Solyndra to get bankruptcy hearing today
The company will ask for permission to auction off its state-of-the-art factory built with more than $500 million from the federal government.
President Obama meets with Arnold Schwarzenegger, then governor of California, at Solyndra's construction site in Fremont, Calif., in May 2010.
(Credit: Official White House Photo by Pete Souza)The California solar manufacturing company to which the federal government loaned $528 million--and which closed its doors, laying off hundreds of workers--will be in a U.S. bankruptcy court in Delaware this morning.
The proceeding is likely to shed more light on Solyndra, which closed abruptly just a few weeks ago, reports CBS News correspondent John Blackstone.
At today's bankruptcy hearing, Solyndra will ask for permission to auction off its state-of-the-art factory built with more than $500 million from the federal government.
Related stories:
Solyndra bankruptcy was disaster waiting to happen
Solyndra's burnout burdens other solar upstarts
CBS News: Solyndra execs keep mum on $528M gov't loan
Last Friday, before a congressional committee, Solyndra's two top executives pleaded the Fifth, on the advice of their well-paid attorneys.

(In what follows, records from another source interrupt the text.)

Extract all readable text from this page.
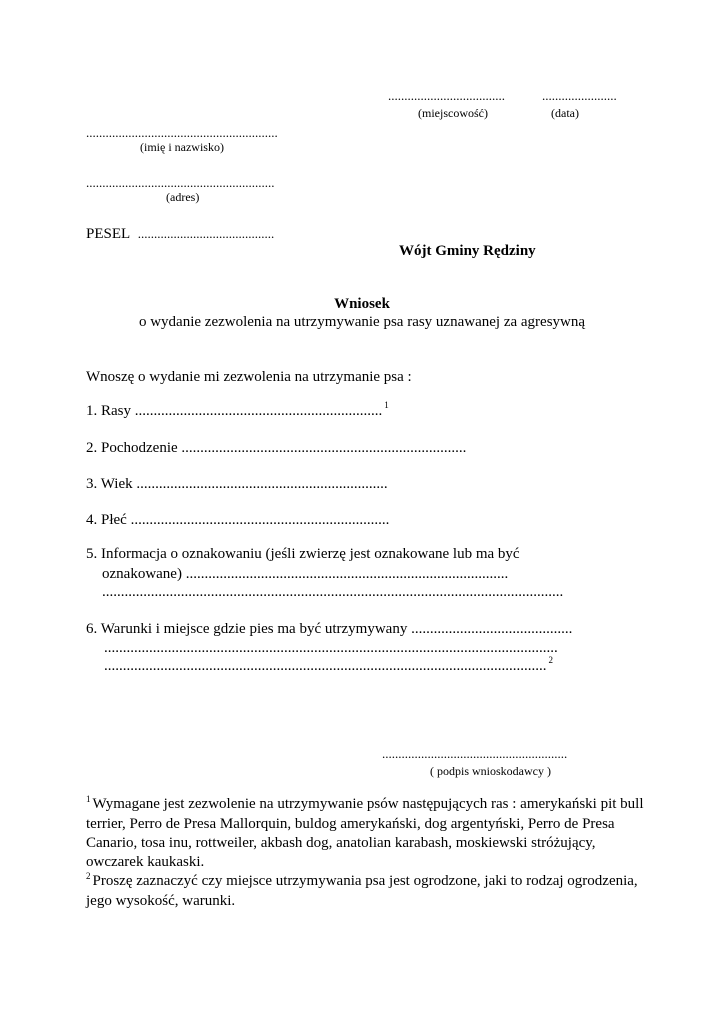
....................................	.......................
(miejscowość)	(data)
...........................................................
(imię i nazwisko)
..........................................................
(adres)
PESEL ..........................................
Wójt Gminy Rędziny
Wniosek
o wydanie zezwolenia na utrzymywanie psa rasy uznawanej za agresywną
Wnoszę o wydanie mi zezwolenia na utrzymanie psa :
1. Rasy .................................................................. $^1$
2. Pochodzenie ............................................................................
3. Wiek ...................................................................
4. Płeć .....................................................................
5. Informacja o oznakowaniu (jeśli zwierzę jest oznakowane lub ma być
oznakowane) ......................................................................................
...........................................................................................................................
6. Warunki i miejsce gdzie pies ma być utrzymywany ...........................................
.........................................................................................................................
...................................................................................................................... $^2$
.........................................................
( podpis wnioskodawcy )

$^1$ Wymagane jest zezwolenie na utrzymywanie psów następujących ras : amerykański pit bull terrier, Perro de Presa Mallorquin, buldog amerykański, dog argentyński, Perro de Presa Canario, tosa inu, rottweiler, akbash dog, anatolian karabash, moskiewski stróżujący, owczarek kaukaski.

$^2$ Proszę zaznaczyć czy miejsce utrzymywania psa jest ogrodzone, jaki to rodzaj ogrodzenia, jego wysokość, warunki.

In bankruptcy court filings Solyndra lists nearly a dozen attorneys being paid from $255 an hour to $950 an hour. The company also wants more than $300,000 a week to pay about 100 employees still working there.
But 900 laid-off workers are looking to the bankruptcy court to help them collect severance pay they didn't get when the company suddenly shut down.
Alan Harper worked as a maintenance technician at Solyndra for three and a half years. Now he's going to job fairs.
But when President Obama visited the Solyndra factory last year, Harper was convinced the company had a bright future: "If it hit big, then it hit big. But it didn't," Harper said. "Oh well, I took a chance."
But Solyndra, now under FBI investigation, took a chance with a half-billion taxpayer dollars, and lost.